Admitting there is a problem is 90% of the work of solving it.

For me, it's more than a mental exercise. It can be life or death if I let that message land. If I let that idea score home and pierce me through… "In all circumstances take up the shield of faith, with which you can extinguish all the flaming darts of the evil one;" - Ephesians 6:16

It is sudden… As I walk the passage of deep blue shadows and only flickering light from my lamp the being is there. It is as black as the rocks that lay outside beneath us, at the very bottom of the ocean. The eyes are hollow, colorless and dead. It pulls back the bow and looses an arrow.
There is only a second. But somehow, I watch for an eternity as the ghastly reflections of the flames off the dart twitch and spit along the rounded glass walls. There is immense relief knowing the missile will never reach me, and intense fear, wondering if it ever will.
The second has passed. I close my eyes and breathe. I feel the impact. It doesn't make it through. The shield is almost bristling, in my inexperienced assessment, but it still held firm. "Little children, you are from God and have overcome them, for He who is in you is greater than he who is in the world."
The beast staggers against the wall of the hallway. Black fumes are coming off its left shoulder. I know I got him. "Resist him, firm in your faith, knowing that the same kinds of suffering are being experienced by your brotherhood throughout the world." It is convulsing against the glass. The hissing, horrible whispers fill the hallway. The fumes are putrid, staining the curved ceiling.
"And after you have suffered a little while, the God of all grace, who has called you to His eternal glory in Christ, will Himself restore, confirm, strengthen, and establish you." It dies. There is nothing left except a long, black smear and a foul odor. I move on, breathing deeply once I get past it. Past it. Past…

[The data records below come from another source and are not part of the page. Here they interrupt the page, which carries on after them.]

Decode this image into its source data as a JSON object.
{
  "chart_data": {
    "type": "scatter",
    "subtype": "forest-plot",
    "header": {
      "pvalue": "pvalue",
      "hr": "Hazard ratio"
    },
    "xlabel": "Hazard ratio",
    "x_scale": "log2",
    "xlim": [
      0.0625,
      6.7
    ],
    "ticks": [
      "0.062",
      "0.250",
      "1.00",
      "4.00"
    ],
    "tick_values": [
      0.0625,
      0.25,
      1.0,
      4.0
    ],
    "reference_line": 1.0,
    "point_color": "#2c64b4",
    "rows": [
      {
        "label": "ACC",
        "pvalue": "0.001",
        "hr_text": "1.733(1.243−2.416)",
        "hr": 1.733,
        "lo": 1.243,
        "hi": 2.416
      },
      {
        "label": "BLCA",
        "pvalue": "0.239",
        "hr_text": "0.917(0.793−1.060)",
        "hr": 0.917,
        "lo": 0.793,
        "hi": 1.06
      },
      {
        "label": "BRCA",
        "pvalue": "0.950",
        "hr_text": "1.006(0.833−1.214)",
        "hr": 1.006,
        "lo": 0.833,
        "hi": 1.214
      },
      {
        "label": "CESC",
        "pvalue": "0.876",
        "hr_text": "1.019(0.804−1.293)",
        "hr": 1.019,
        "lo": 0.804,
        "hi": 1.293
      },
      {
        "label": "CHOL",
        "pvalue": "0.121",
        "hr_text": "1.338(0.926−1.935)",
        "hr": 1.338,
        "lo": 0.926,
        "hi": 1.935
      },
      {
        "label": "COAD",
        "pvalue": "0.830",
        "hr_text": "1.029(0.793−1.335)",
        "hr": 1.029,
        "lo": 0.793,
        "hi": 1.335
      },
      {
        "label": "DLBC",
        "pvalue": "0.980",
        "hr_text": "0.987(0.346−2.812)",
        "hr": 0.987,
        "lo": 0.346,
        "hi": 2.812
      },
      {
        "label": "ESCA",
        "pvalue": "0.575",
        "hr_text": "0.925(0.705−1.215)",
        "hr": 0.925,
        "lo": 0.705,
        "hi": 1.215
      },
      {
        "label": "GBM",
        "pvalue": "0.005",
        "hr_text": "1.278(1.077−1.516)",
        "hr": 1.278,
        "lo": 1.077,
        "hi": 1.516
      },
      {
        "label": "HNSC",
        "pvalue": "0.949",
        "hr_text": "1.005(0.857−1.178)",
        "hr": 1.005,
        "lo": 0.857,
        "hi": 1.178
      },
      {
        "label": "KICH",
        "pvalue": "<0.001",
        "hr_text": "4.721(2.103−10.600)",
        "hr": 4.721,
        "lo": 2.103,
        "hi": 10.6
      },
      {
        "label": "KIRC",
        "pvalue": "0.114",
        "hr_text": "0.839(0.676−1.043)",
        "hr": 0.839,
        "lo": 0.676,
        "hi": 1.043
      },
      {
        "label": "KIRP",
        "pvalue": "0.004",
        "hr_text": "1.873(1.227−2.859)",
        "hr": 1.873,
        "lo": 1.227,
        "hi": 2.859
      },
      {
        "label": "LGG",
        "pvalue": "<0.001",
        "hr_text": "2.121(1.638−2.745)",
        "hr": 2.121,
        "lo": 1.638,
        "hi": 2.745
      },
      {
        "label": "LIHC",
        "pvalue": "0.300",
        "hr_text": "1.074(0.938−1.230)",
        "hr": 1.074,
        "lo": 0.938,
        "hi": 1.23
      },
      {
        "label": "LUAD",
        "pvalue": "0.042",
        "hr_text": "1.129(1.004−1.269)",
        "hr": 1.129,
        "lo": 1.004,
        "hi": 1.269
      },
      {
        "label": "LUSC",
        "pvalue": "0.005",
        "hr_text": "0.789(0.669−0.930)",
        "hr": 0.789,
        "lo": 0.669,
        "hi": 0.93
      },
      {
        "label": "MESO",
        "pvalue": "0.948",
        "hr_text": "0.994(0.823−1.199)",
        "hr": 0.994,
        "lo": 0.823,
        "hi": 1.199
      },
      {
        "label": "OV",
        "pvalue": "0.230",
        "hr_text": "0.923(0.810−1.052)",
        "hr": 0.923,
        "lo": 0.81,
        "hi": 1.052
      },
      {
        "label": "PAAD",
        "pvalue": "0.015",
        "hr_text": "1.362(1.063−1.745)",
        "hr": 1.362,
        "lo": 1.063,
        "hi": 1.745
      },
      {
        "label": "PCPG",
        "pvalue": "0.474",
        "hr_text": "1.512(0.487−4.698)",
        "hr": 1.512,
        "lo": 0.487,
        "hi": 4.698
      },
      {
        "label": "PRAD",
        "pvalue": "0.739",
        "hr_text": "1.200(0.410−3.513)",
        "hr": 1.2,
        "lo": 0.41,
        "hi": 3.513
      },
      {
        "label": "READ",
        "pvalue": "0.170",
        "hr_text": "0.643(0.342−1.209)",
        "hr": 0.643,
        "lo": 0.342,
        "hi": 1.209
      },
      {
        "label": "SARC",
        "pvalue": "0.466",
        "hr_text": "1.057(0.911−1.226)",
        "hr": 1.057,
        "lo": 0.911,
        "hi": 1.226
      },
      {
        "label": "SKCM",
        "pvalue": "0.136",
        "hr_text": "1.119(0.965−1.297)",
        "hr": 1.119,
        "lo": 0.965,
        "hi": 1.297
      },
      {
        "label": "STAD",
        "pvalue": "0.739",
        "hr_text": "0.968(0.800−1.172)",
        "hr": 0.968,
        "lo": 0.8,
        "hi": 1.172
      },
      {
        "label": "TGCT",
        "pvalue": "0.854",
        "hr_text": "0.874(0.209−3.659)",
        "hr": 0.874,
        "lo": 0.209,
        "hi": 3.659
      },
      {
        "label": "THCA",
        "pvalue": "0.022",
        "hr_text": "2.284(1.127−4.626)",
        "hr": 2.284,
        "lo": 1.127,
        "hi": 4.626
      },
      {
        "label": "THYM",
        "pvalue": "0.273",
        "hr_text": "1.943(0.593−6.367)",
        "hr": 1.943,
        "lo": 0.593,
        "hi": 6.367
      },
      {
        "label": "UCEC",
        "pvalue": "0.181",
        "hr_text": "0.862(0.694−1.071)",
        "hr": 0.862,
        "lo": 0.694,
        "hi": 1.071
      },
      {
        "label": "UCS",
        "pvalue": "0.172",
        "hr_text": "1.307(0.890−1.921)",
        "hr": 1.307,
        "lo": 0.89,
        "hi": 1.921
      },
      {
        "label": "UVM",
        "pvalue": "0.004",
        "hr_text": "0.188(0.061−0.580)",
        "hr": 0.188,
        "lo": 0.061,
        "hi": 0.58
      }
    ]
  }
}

"Life is made up of passings," is the simple message I hear at the end of this glass hallway. "Do not waste that time that is given with each and every person."

But then the glass shattered. The walls and ceiling and floor, all erupting in and outward in my minds eye. The ocean roared gleefully in, cheerfully washing up and washing away. The sounds of the surface broke through, the gulls were calling over the shore…

Can it ever be adequately described? Waking on the sands, with only half remembered shards of the dream lying around me. The sunlight was in my eyes, a new dawn coming up over that fabulous blue and white ocean spray. The message was still with me, but it was as if the vision had never been. It was only a faded feeling that was going fast; going with the last shades of night.

Will Heaven be that way? I believe so… All of life's sorrows will fade as quickly, and we'll be left basking in the light of the Son.

1 comment:

  1. You have such a remarkable gift. I believe this might be one of your finest writings.
    Our lives are full of experiences for which we struggle to find meaning. Perhaps the most difficult thing to do is hunker down beneath that shield and wait for the pain to stop, resting in the knowledge that God is good and He is with us.